The Future of Clean Hydrogen Starts Here

History will record 2023 as the year when a new kind of electrolyzer made clean hydrogen commercially available—and commercially viable.

Rick Beuttel
President of Hydrogen Business at Bloom Energy

The Future of Clean Hydrogen Starts Here

Global demand for hydrogen is growing by the day—not the fossil fuel-derived hydrogen of the past, but a decarbonized hydrogen ready to power the decarbonized, clean energy future. According to the S&P Global current demand for hydrogen is estimated at 75.2 millon metric tons per year and is seen growing to 94.1 million metric tons per year by 2027. Other forecasts show it growing to 614 million metric tons per year by 2050.

Bloom Energy makes the technology needed to efficiently produce hydrogen in the cleanest way possible, and it has been proving, through key tests and demonstration projects, that its Bloom Electrolyzer™ is ready to meet that demand, both in the United States and around the world.
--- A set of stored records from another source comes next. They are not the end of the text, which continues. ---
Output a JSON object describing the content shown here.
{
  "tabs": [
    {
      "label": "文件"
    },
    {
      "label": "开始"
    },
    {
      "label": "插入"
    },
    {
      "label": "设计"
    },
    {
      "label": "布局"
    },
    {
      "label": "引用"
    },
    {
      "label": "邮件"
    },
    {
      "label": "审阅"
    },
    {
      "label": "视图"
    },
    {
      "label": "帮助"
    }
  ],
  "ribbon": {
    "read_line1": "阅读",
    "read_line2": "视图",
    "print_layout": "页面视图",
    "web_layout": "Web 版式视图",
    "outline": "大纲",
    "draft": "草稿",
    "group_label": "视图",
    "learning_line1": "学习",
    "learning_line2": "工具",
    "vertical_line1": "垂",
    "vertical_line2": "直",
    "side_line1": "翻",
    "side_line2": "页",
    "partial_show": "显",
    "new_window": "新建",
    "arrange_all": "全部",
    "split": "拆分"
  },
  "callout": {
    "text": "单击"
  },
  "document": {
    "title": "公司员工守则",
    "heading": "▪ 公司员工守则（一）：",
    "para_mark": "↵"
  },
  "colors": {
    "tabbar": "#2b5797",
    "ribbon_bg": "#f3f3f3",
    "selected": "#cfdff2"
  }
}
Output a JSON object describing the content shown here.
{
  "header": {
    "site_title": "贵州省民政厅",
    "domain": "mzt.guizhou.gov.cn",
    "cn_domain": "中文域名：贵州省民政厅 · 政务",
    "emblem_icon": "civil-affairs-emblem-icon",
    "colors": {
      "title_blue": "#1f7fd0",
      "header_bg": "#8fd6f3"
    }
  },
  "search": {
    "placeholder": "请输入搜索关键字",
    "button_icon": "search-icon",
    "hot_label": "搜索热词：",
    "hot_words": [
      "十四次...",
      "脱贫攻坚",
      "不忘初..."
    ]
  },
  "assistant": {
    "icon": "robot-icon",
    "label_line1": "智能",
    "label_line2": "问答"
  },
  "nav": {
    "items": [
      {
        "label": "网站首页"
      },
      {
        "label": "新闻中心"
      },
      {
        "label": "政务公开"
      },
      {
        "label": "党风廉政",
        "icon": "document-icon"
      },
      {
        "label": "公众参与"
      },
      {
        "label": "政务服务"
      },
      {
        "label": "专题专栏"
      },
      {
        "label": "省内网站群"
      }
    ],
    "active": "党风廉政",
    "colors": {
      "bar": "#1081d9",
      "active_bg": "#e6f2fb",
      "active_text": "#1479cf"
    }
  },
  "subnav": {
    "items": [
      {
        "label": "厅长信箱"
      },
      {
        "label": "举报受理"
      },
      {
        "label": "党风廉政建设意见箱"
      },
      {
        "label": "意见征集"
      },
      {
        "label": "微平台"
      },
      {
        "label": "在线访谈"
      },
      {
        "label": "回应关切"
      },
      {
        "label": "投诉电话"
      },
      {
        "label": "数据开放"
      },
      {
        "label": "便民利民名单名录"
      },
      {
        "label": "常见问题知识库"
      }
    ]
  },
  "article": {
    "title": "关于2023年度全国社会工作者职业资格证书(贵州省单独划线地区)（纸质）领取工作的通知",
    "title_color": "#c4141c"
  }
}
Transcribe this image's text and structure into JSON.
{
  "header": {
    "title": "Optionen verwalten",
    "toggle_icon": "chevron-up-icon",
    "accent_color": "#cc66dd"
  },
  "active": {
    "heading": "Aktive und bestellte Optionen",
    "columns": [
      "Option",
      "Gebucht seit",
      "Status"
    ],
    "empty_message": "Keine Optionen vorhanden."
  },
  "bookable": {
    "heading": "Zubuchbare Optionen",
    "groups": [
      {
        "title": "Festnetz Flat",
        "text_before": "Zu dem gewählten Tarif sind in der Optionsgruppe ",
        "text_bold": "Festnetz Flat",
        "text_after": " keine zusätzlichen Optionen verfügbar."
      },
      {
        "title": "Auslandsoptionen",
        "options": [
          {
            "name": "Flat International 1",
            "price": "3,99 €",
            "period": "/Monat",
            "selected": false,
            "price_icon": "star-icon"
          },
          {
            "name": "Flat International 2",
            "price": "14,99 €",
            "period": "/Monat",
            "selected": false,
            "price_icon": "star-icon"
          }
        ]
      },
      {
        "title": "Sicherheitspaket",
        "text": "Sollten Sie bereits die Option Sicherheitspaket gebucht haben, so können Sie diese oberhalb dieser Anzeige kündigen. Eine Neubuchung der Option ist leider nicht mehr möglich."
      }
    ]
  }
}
The United States made clean hydrogen a priority in the Inflation Reduction Act in 2022, but Canada also is rolling out incentives to support production, as is the European Union.

A critical tool for decarbonization

The world is moving, inexorably, in the direction of decarbonization. Sector after sector is seeking ways to reduce or eliminate carbon dioxide emissions from the production and use of energy. For some aspects of our economies, like residential and commercial buildings, that will mean electrification.

Other industries, however, need a different approach: industries such as heavy transportation and buses, and those that make the literal building blocks of our society, from steel to concrete and glass. The production processes for these industries are all very energy intensive and do not lend themselves well to easy electrification. They need hydrogen, produced in ways that are far cleaner than the way hydrogen has been made in the past.

The transportation fuels of the future also need clean hydrogen, and they are going to need a lot of it. To make renewable diesel, it takes roughly three times as much hydrogen as the crude oil that has been used to make a barrel of regular diesel. And it’s not just renewable diesel: Fuels like ammonia and sustainable aviation fuel are either already being traded on their carbon intensity or will be soon.

Renewable electricity, nuclear power and hydrogen

The Bloom Electrolyzer supplants the conventional way of making hydrogen from fossil fuels. Instead of a dirty process that creates carbon emissions, our Electrolyzer efficiently uses lesser amounts of electricity to split water into hydrogen and oxygen. It can be paired with zero-carbon electricity, such as that produced by solar and wind power, as well as with the steam generated by nuclear power operations.

The hydrogen production tax credit included in the Inflation Reduction Act of 2022 will make our zero-carbon hydrogen cost competitive with conventional gray hydrogen, which is critical for decarbonizing hard-to-decarbonize industries like fertilizer, steel, cement, and aviation.

Bloom’s proof points

The solid oxide Bloom Electrolyzer produces hydrogen by splitting water molecules and is the counterpart of Bloom’s solid oxide fuel cell platform, the Bloom Energy Server®. The Bloom Electrolyzer operates at high temperatures, which means it requires less energy than low-temperature PEM and alkaline electrolyzers, two competing technologies to split water molecules.  Electrolyzers are produced in both Bloom’s new, 164,000-square foot, multi-gigawatt (GW) manufacturing facility in Fremont, California and in Newark, Delaware, where we inaugurated 1 GW of facility capacity for an electrolyzer line in November 2022.

To demonstrate the efficiency of its technology, Bloom has put its electrolyzer through rigorous, independent testing at the Idaho National Laboratory (INL). In August 2022, after nearly 500 hours of full load operation, INL found that Bloom’s high-temperature electrolyzer produced hydrogen more efficiently than other commercially available electrolyzers, including PEM and alkaline. Efficiency is key because the cost of electricity is up to 80 percent of the cost of hydrogen production through electrolysis. By producing hydrogen up to 45 percent more efficiently than PEM and alkaline electrolyzers when combined with external heat, the Bloom Electrolyzer puts clean hydrogen on a path to become economically viable.

Industries that could be opportunities for clean hydrogen are beginning to take notice. LSB Industries,  the leading North American producer of industrial and agricultural chemicals, announced in May 2022 that it would install 10MW of Bloom electrolyzers at its Pryor, Oklahoma facility. The project is expected to generate green hydrogen that will contribute to the synthesis of approximately 13,000 metric tons of zero-carbon ammonia per year. In September 2022, Bloom said that it is installing an electrolyzer at Xcel Energy’s Prairie Island Nuclear Generating Plant in Welch, Minnesota. The electric utility sees the project as opportunity to understand how its nuclear plants can contribute to the development of hydrogen technologies and a carbon-free future.

History will record 2023 as the year when a new kind of electrolyzer made clean hydrogen commercially available—and commercially viable. Bloom Energy has laid the groundwork for the next big step in the transition to a clean energy economy.